Ensuite nous avons organisé les Etats Généraux locaux des femmes des quartiers qui se sont tenus tout au long de l’année 2001 afin de faire émerger les revendications de ces femmes. Un questionnaire a été réalisé pour recenser toutes les demandes et constatations portant sur la violence, mais aussi la religion, l’accès à l’emploi, la sexualité. Tout ce travail a été capitalisé dans le livre blanc des femmes des quartiers qui illustre bien, grâce à des témoignages, la réalité dans laquelle vivent ces femmes.

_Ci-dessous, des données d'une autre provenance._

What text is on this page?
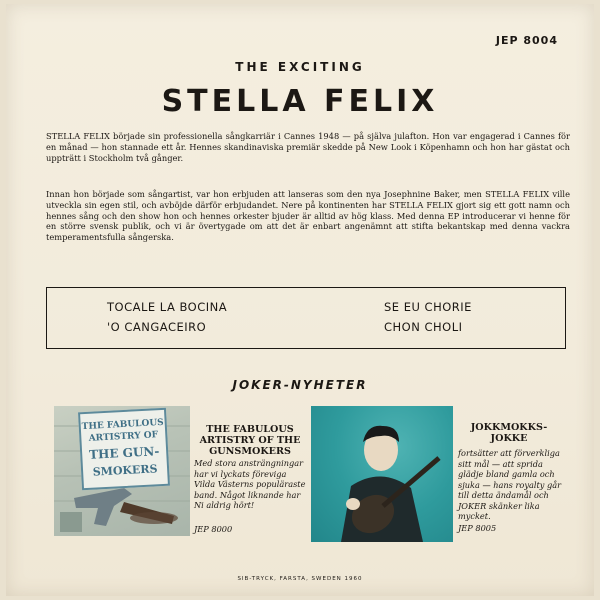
JEP 8004
THE EXCITING
STELLA FELIX
STELLA FELIX började sin professionella sångkarriär i Cannes 1948 — på själva julafton. Hon var engagerad i Cannes för en månad — hon stannade ett år. Hennes skandinaviska premiär skedde på New Look i Köpenhamn och hon har gästat och uppträtt i Stockholm två gånger.
Innan hon började som sångartist, var hon erbjuden att lanseras som den nya Josephnine Baker, men STELLA FELIX ville utveckla sin egen stil, och avböjde därför erbjudandet. Nere på kontinenten har STELLA FELIX gjort sig ett gott namn och hennes sång och den show hon och hennes orkester bjuder är alltid av hög klass. Med denna EP introducerar vi henne för en större svensk publik, och vi är övertygade om att det är enbart angenämnt att stifta bekantskap med denna vackra temperamentsfulla sångerska.
TOCALE LA BOCINA
'O CANGACEIRO
SE EU CHORIE
CHON CHOLI
JOKER-NYHETER
THE FABULOUS
ARTISTRY OF
THE GUN-
SMOKERS
THE FABULOUS ARTISTRY OF THE GUNSMOKERS
Med stora ansträngningar har vi lyckats föreviga Vilda Västerns populäraste band. Något liknande har Ni aldrig hört!
JEP 8000
JOKKMOKKS-JOKKE
fortsätter att förverkliga sitt mål — att sprida glädje bland gamla och sjuka — hans royalty går till detta ändamål och JOKER skänker lika mycket.
JEP 8005
SIB-TRYCK, FARSTA, SWEDEN 1960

Ce livre blanc a été le support des Etats généraux nationaux qui se sont déroulés les 26 et 27 janvier 2002 à la Sorbonne et qui ont réuni plus de 250 femmes toutes issues des quartiers de France autour de 4 thèmes: la violence, la formation, le poids des traditions, la sexualité avec en fil rouge, les discriminations.


Suite à ces Etats généraux, nous avons publié un manifeste des femmes des quartiers qui reprend des propositions concrètes pour faire avancer la cause des femmes des quartiers et nous avons lancé la pétition «ni putes, ni soumises».

«Ni putes, ni soumises» n’est-ce pas provocateur?

«Ni putes» c’est pour répondre à l’intérieur des quartiers aux mecs qui prétendent que les femmes libérées sont toutes des putes,


«Ni soumises» c’est pour casser l’idée à l’extérieur du quartier que nous sommes soumises et que nous ne savons pas nous battre.


La situation des femmes dans les quartiers en 2002 est inacceptable dans une république laïque, alors qu’importe le choc des mots.

Et maintenant quels sont vos projets?

Nous allons continuer le combat sur le terrain en développant des partenariats, en créant des comités de vigilance qui devront réagir, proposer mais aussi intervenir en cas de menace, en favorisant le développement des commissions «femmes des quartiers». Et puis, nous allons organiser une marche qui aboutira le 8 mars prochain: Marche des femmes contre le ghetto et pour l’égalité.